Abstract

The extraordinary strength of inner graphene walls in carbon nanotube (CNT) is barely exerted due to the weak inner-wall shear resistance, which extremely limits its load-bearing capability. To overcome such deficiency, nanocarbon architecture engineering from CNT to graphene nanoribbon (GNR) was performed via longitudinal unzipping of multi-walled CNT, which was utilized to reinforce pure Al. Results show that the activation volume of composites at macroyielding point, evaluated by stress relaxation experiments, monotonically decreases from CNT/Al to GNR/Al, which results in the continuous increase of critical resolved shear stress (CRSS) called for dislocation nucleation/cross-slip at the grain boundaries.
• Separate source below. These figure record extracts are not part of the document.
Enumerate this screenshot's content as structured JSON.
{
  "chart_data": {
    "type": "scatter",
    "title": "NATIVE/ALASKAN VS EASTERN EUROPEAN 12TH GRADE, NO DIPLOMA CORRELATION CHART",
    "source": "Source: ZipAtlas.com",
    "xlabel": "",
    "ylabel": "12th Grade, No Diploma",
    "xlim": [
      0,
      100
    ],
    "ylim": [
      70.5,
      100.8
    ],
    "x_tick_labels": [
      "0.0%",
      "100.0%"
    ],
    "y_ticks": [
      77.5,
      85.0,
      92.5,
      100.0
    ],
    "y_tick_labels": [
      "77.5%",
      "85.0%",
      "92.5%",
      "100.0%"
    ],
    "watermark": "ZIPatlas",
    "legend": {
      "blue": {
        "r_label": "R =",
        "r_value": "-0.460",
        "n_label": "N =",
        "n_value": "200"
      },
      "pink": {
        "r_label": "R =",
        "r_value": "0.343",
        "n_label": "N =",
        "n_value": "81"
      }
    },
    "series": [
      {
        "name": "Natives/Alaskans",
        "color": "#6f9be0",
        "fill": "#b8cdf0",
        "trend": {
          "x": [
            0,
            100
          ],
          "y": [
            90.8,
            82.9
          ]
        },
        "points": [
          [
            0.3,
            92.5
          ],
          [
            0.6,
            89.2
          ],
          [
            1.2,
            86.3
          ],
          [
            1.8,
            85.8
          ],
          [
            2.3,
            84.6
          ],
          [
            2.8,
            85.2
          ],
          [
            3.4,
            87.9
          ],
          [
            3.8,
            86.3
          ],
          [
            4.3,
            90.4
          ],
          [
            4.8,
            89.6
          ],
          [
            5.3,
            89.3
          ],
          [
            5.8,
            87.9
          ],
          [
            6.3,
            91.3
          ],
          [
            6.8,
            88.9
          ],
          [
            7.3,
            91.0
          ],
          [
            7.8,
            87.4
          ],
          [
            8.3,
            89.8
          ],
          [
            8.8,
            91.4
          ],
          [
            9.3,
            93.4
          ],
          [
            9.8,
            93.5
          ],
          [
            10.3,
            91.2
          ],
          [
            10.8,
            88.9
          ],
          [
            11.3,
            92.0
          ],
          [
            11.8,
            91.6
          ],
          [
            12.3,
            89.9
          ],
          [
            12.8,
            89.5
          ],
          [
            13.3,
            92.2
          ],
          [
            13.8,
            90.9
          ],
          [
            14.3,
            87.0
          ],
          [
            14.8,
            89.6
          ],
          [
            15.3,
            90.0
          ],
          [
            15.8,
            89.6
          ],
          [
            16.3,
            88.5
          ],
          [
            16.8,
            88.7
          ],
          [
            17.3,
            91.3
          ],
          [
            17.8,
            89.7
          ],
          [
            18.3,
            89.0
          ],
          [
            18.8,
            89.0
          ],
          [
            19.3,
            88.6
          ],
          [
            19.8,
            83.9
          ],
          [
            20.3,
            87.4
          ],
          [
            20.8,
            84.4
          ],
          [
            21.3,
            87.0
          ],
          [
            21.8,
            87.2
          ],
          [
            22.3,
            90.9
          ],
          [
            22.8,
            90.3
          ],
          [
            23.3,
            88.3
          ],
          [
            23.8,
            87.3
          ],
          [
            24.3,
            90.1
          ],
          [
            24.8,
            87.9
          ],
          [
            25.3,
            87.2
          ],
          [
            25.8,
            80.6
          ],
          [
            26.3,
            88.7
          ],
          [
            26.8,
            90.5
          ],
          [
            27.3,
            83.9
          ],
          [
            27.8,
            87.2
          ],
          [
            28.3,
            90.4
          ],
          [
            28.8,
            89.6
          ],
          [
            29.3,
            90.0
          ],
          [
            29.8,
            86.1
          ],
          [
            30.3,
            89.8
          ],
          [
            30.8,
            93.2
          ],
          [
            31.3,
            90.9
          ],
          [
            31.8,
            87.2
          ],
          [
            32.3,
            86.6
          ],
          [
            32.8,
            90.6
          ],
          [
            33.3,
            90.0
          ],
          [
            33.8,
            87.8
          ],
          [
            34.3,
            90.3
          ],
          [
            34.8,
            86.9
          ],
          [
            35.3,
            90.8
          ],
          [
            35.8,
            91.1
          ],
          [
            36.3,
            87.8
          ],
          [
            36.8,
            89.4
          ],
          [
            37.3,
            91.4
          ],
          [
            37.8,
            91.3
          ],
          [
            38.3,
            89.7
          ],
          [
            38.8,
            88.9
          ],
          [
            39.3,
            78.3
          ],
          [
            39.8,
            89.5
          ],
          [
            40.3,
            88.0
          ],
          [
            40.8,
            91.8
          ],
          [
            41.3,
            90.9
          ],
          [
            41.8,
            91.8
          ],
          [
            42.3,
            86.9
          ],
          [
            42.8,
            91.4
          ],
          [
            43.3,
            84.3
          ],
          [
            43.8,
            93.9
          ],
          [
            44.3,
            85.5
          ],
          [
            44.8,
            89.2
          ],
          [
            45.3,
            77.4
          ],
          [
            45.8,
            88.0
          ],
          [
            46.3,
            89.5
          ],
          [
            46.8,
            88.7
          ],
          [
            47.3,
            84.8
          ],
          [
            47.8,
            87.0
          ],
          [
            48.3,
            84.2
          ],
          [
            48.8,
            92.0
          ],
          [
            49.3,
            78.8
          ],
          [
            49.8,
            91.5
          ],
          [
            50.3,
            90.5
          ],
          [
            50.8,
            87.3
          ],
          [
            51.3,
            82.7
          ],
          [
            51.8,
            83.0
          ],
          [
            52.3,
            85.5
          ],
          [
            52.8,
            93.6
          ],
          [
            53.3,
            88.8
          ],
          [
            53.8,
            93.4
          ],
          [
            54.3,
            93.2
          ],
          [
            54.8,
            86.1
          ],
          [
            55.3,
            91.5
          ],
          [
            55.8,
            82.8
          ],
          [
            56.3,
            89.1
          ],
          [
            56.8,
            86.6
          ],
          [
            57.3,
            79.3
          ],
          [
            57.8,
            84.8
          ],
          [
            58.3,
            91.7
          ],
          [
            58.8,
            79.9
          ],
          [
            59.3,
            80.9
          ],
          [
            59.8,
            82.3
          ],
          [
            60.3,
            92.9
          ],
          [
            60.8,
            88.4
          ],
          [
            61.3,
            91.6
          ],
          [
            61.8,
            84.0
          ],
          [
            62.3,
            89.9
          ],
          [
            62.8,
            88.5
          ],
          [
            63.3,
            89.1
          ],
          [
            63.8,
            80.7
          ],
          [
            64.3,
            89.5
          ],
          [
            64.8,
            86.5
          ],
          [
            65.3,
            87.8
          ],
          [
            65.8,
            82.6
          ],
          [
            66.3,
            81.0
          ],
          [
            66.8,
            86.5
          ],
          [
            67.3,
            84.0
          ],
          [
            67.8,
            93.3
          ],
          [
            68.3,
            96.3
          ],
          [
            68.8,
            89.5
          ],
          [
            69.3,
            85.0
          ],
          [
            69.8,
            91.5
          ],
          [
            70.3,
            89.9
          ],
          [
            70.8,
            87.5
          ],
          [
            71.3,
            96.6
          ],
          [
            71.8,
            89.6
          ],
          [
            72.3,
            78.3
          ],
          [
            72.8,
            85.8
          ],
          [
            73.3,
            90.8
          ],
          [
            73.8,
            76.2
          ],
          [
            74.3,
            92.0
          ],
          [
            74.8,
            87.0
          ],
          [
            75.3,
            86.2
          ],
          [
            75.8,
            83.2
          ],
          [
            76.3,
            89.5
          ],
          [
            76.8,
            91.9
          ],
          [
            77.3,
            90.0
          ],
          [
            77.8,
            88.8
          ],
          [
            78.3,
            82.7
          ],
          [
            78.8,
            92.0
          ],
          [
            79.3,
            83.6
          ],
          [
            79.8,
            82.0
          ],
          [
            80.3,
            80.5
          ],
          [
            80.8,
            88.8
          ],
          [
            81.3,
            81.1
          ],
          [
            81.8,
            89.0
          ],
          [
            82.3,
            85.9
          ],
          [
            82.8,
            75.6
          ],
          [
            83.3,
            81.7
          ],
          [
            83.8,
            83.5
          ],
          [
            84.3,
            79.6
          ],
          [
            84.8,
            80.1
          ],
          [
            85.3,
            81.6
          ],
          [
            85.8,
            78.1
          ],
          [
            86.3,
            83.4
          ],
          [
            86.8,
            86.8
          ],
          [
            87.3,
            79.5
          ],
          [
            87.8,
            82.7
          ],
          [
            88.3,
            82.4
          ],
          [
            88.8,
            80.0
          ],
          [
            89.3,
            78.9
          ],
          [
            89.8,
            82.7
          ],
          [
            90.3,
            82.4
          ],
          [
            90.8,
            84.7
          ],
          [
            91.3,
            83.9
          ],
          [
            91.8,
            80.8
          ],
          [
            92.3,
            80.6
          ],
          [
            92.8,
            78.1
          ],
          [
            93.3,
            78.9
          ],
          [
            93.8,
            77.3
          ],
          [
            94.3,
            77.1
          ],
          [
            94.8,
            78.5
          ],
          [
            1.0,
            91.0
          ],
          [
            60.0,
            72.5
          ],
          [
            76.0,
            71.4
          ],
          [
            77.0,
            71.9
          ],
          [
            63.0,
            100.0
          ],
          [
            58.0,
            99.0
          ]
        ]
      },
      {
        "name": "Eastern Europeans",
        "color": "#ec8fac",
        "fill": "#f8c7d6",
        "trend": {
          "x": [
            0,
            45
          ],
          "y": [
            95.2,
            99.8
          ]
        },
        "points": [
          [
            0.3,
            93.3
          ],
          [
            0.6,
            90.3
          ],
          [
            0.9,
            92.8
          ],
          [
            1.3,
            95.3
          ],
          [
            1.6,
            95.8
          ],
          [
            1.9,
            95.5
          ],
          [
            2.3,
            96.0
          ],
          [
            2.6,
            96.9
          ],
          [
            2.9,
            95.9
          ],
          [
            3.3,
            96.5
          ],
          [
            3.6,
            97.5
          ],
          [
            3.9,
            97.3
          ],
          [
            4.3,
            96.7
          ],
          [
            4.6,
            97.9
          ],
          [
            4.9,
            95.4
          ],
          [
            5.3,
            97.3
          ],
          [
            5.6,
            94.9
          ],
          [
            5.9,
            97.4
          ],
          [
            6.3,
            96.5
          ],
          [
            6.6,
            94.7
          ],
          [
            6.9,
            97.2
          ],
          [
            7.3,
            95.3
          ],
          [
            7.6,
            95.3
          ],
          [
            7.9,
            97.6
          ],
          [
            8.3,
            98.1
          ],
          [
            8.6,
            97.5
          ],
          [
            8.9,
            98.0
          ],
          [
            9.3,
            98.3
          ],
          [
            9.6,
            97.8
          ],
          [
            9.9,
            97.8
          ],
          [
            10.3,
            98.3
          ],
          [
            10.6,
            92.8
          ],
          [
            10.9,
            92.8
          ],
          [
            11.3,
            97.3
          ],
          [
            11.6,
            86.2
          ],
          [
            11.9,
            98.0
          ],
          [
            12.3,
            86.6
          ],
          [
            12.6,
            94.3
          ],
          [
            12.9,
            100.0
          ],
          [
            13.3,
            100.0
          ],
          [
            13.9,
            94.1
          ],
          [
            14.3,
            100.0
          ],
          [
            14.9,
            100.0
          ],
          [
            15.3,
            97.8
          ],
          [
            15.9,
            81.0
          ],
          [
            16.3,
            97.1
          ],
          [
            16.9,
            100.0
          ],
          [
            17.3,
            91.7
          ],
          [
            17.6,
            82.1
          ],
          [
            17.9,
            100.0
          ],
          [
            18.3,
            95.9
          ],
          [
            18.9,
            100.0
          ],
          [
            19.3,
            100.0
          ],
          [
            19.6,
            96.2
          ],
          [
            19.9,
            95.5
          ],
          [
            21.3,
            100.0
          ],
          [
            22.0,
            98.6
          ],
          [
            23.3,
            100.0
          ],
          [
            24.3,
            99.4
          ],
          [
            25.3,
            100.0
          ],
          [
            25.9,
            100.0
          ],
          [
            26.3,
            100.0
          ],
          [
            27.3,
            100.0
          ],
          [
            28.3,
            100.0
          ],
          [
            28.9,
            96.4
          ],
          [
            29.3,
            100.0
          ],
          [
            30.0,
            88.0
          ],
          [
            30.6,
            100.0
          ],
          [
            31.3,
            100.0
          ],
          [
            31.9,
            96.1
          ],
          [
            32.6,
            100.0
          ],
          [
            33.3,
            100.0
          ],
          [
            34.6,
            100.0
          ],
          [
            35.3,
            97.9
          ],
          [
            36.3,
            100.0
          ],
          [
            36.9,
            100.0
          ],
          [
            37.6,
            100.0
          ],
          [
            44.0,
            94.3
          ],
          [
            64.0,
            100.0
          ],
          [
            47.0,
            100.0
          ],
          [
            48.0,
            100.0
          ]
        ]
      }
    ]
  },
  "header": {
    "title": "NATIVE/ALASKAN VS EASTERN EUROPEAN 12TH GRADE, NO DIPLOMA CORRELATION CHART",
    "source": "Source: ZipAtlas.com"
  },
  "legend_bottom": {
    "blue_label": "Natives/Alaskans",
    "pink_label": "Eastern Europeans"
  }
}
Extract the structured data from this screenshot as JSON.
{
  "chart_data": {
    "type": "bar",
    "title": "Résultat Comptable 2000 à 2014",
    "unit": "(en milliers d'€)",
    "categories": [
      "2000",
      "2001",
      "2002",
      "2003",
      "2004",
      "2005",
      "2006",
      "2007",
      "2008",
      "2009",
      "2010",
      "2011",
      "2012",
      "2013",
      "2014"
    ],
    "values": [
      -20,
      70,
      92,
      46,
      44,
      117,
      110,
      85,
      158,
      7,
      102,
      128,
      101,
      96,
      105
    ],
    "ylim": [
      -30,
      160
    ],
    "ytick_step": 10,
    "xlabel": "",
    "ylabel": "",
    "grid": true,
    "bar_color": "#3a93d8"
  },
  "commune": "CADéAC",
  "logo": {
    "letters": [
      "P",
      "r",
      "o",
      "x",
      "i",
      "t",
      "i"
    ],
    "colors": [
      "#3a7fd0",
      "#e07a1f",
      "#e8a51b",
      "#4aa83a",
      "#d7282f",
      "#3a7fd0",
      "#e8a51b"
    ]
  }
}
Shear-lag model and numerical simulations demonstrate the increased load-transfer effect from CNT/Al to GNR/Al. Meanwhile, the isotropic and kinematic hardening in nanocarbon/Al composites were investigated both by loading-unloading-reloading tests and strain hardening model on basis of dislocation behavior, wherein the effective stress was determined as being larger than back stress in the composites. Detailed analysis further indicates that the nanocarbon architecture from CNT to GNR increases the back stress strengthening due to the enhanced dislocation accumulation at nanocarbon/Al interface. Moreover, as CNT was unfolded to GNR, the failure mode of reinforcements in the composites gradually changed from pull-out to breakage.